Un giorno nel cosmo successe un grande evento. Ci fu una collisione fra due splendide comete. Due comete colorate, con code gassose che si intrecciavano in spirali di luminosità cangianti. Fu un evento grandioso e spettacolare, e quelli che ebbero la fortuna di vederlo ne parlano ancora come uno degli spettacoli più meravigliosi che siano mai accaduti. Le due comete si scontrarono, ci fu una grande esplosione e dall’esplosione scaturirono enormi ammassi rocciosi e incandescenti che furono lanciati nello spazio in tutte le direzioni.

Una di queste rocce, una delle più grandi, viaggiò per tantissimi anni, tanto che, da incandescente che era, piano piano si freddò e si consumò. Alla fine diventò rotonda. Vagò alla deriva nel vuoto finché si sentì attratta in una direzione precisa. C’era qualcosa, una forza sconosciuta, che la attirava in maniera irresistibile. Era la forza di attrazione della nostra amica stellina. Allo stesso tempo un’altra forza, altrettanto intensa, la spingeva a proseguire il suo viaggio senza freni, vincoli o impegni. Erano due forze opposte che a un certo punto finirono per bilanciarsi: si trovarono in equilibrio. Una spingeva da una parte, l’altra spingeva dalla parte opposta e la grande roccia dello spazio si trovò, senza saper bene come fosse successo, a girare intorno alla stellina.

E allora successe una cosa meravigliosa: la stellina la illuminò.
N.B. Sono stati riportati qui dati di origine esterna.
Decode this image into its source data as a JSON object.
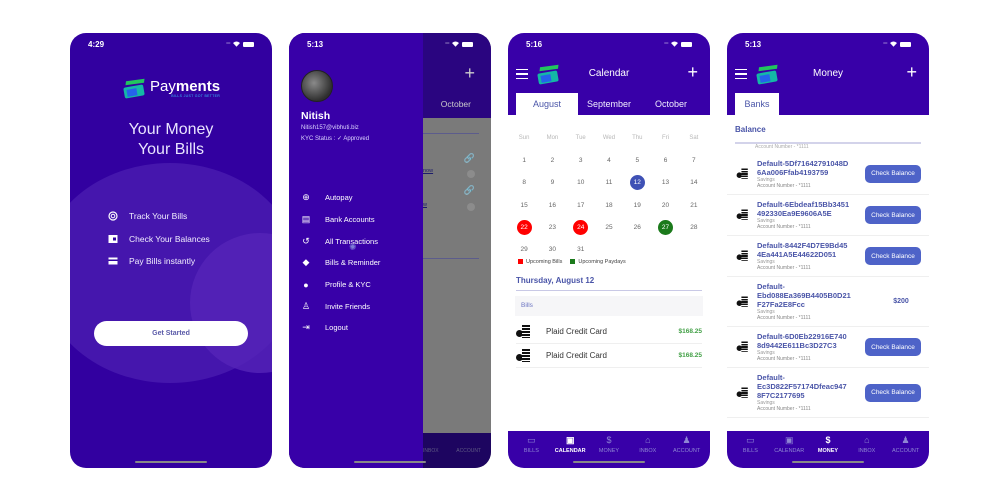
{
  "colors": {
    "brand": "#3800a8",
    "accent": "#4e63c8",
    "bills": "#ff0000",
    "paydays": "#1b7a1b",
    "selected": "#3f51b5",
    "amount": "#43a047"
  },
  "screen1": {
    "time": "4:29",
    "logo": {
      "word_light": "Pay",
      "word_bold": "ments",
      "tagline": "BILLS JUST GOT BETTER"
    },
    "hero": [
      "Your Money",
      "Your Bills"
    ],
    "features": [
      {
        "icon": "track-icon",
        "label": "Track Your Bills"
      },
      {
        "icon": "wallet-icon",
        "label": "Check Your Balances"
      },
      {
        "icon": "card-icon",
        "label": "Pay Bills instantly"
      }
    ],
    "cta": "Get Started"
  },
  "screen2": {
    "time": "5:13",
    "user": {
      "name": "Nitish",
      "email": "Nitish157@vibhuti.biz",
      "kyc": "KYC Status : ✓ Approved"
    },
    "menu": [
      {
        "icon": "add-circle-icon",
        "label": "Autopay"
      },
      {
        "icon": "bank-icon",
        "label": "Bank Accounts"
      },
      {
        "icon": "history-icon",
        "label": "All Transactions"
      },
      {
        "icon": "tag-icon",
        "label": "Bills & Reminder"
      },
      {
        "icon": "person-icon",
        "label": "Profile & KYC"
      },
      {
        "icon": "invite-icon",
        "label": "Invite Friends"
      },
      {
        "icon": "logout-icon",
        "label": "Logout"
      }
    ],
    "background": {
      "tab": "October",
      "link1": "now",
      "link2": "w",
      "tabbar": [
        "INBOX",
        "ACCOUNT"
      ]
    }
  },
  "screen3": {
    "time": "5:16",
    "title": "Calendar",
    "tabs": [
      "August",
      "September",
      "October"
    ],
    "active_tab": "August",
    "weekdays": [
      "Sun",
      "Mon",
      "Tue",
      "Wed",
      "Thu",
      "Fri",
      "Sat"
    ],
    "weeks": [
      [
        "1",
        "2",
        "3",
        "4",
        "5",
        "6",
        "7"
      ],
      [
        "8",
        "9",
        "10",
        "11",
        "12",
        "13",
        "14"
      ],
      [
        "15",
        "16",
        "17",
        "18",
        "19",
        "20",
        "21"
      ],
      [
        "22",
        "23",
        "24",
        "25",
        "26",
        "27",
        "28"
      ],
      [
        "29",
        "30",
        "31",
        "",
        "",
        "",
        ""
      ]
    ],
    "marked": {
      "12": "selected",
      "22": "bill",
      "24": "bill",
      "27": "payday"
    },
    "legend": [
      "Upcoming Bills",
      "Upcoming Paydays"
    ],
    "date_heading": "Thursday, August 12",
    "section": "Bills",
    "bills": [
      {
        "name": "Plaid Credit Card",
        "amount": "$168.25"
      },
      {
        "name": "Plaid Credit Card",
        "amount": "$168.25"
      }
    ]
  },
  "screen4": {
    "time": "5:13",
    "title": "Money",
    "tabs": [
      "Banks"
    ],
    "balance_label": "Balance",
    "ghost_text": "Account Number - *1111",
    "accounts": [
      {
        "name": [
          "Default-5Df71642791048D",
          "6Aa006Ffab4193759"
        ],
        "type": "Savings",
        "number": "Account Number - *1111",
        "action": "Check Balance"
      },
      {
        "name": [
          "Default-6Ebdeaf15Bb3451",
          "492330Ea9E9606A5E"
        ],
        "type": "Savings",
        "number": "Account Number - *1111",
        "action": "Check Balance"
      },
      {
        "name": [
          "Default-8442F4D7E9Bd45",
          "4Ea441A5E44622D051"
        ],
        "type": "Savings",
        "number": "Account Number - *1111",
        "action": "Check Balance"
      },
      {
        "name": [
          "Default-",
          "Ebd088Ea369B4405B0D21",
          "F27Fa2E8Fcc"
        ],
        "type": "Savings",
        "number": "Account Number - *1111",
        "balance": "$200"
      },
      {
        "name": [
          "Default-6D0Eb22916E740",
          "8d9442E611Bc3D27C3"
        ],
        "type": "Savings",
        "number": "Account Number - *1111",
        "action": "Check Balance"
      },
      {
        "name": [
          "Default-",
          "Ec3D822F57174Dfeac947",
          "8F7C2177695"
        ],
        "type": "Savings",
        "number": "Account Number - *1111",
        "action": "Check Balance"
      }
    ]
  },
  "tabbar": [
    {
      "icon": "bills-icon",
      "label": "BILLS"
    },
    {
      "icon": "calendar-icon",
      "label": "CALENDAR"
    },
    {
      "icon": "dollar-icon",
      "label": "MONEY"
    },
    {
      "icon": "inbox-icon",
      "label": "INBOX"
    },
    {
      "icon": "account-icon",
      "label": "ACCOUNT"
    }
  ]
}
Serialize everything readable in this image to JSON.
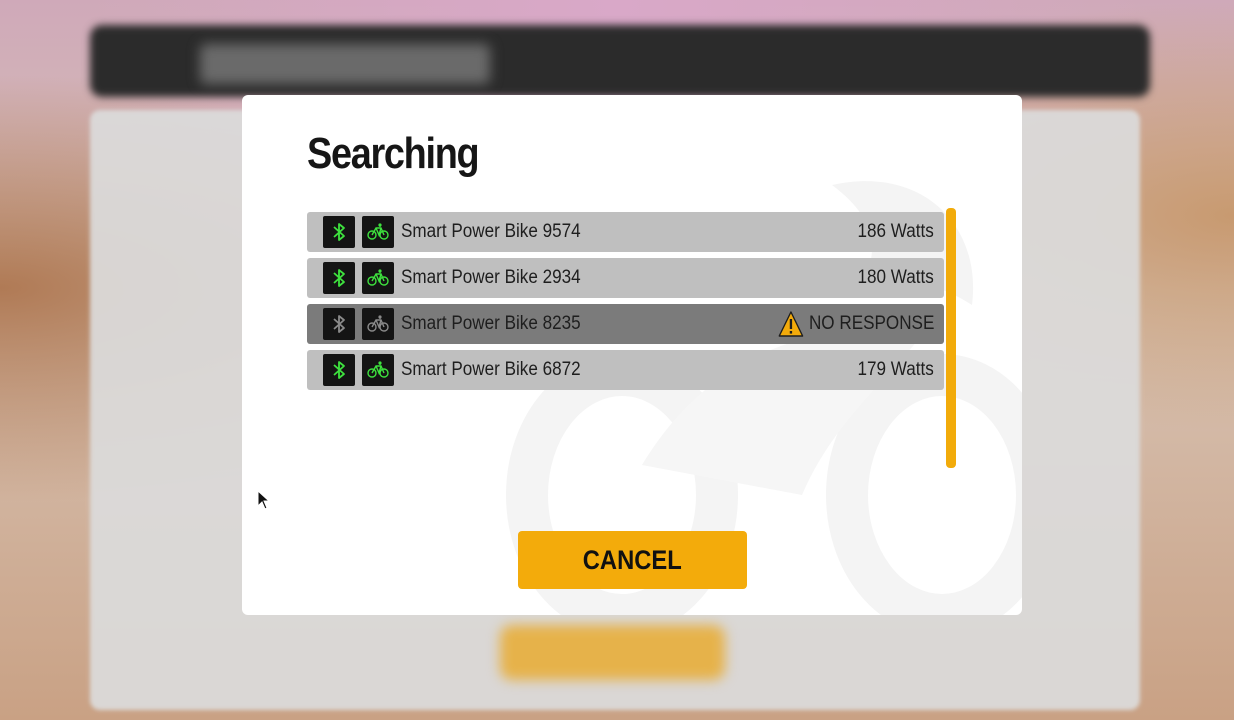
{
  "modal": {
    "title": "Searching",
    "cancel_label": "CANCEL"
  },
  "devices": [
    {
      "name": "Smart Power Bike 9574",
      "status": "186 Watts",
      "connected": true
    },
    {
      "name": "Smart Power Bike 2934",
      "status": "180 Watts",
      "connected": true
    },
    {
      "name": "Smart Power Bike 8235",
      "status": "NO RESPONSE",
      "connected": false
    },
    {
      "name": "Smart Power Bike 6872",
      "status": "179 Watts",
      "connected": true
    }
  ],
  "icons": {
    "bluetooth": "bluetooth-icon",
    "bike": "bike-icon",
    "warning": "warning-icon"
  },
  "colors": {
    "accent": "#f3ab0b",
    "active_icon": "#3ee23e",
    "inactive_icon": "#8a8a8a",
    "row_bg": "#bfbfbf",
    "row_disabled_bg": "#7b7b7b"
  }
}
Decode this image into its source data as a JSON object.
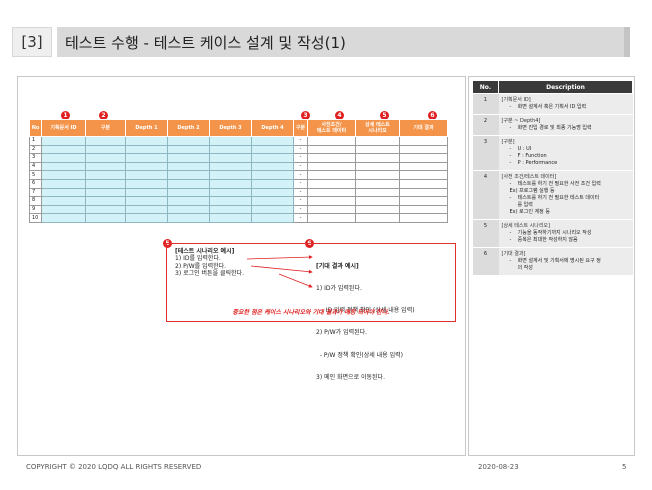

E allora una cosa ancora più meravigliosa accadde: siccome quella roccia era rotonda, la stellina riusciva ad illuminarne solo una parte per volta. Questo vuol dire che c’era sempre un lato della roccia che rimaneva al buio. E il buio fu, per la stellina, una cosa sconvolgente. Non aveva mai visto niente di più bello. Quel piccolo punto di buio era più luminoso di tutta la luce che si potesse immaginare. Anzi, era proprio quel piccolo punto di buio che rendeva la luce così luminosa. Quel piccolo punto di buio dava alla luce un significato nuovo. E la stellina, ringraziando il cosmo, le comete, la roccia rotonda ed il buio, riuscì finalmente a chiamarsi sole.

Non so che cosa Tosca possa aver preso di questo racconto. C’eravamo noi due, vicini al tramonto, in riva a un torrente, piccolini, a ragionare di stelle e pianeti… chissà cosa è rimasto.

Nel rileggerla mi è venuto in mente che quel pomeriggio sono arrivate altre storie: una raccontava di un girino intraprendente, un’altra di uno squalo che viveva nel Ciuffenna. Le ho appuntate, da qualche parte, di sicuro. Amo questa capacità che hanno le storie di legarsi al luogo e al tempo in cui sono nate. Se lo si desidera, il raccontare una storia permette di accedere a tutti i tempi e i luoghi in cui la si è raccontata.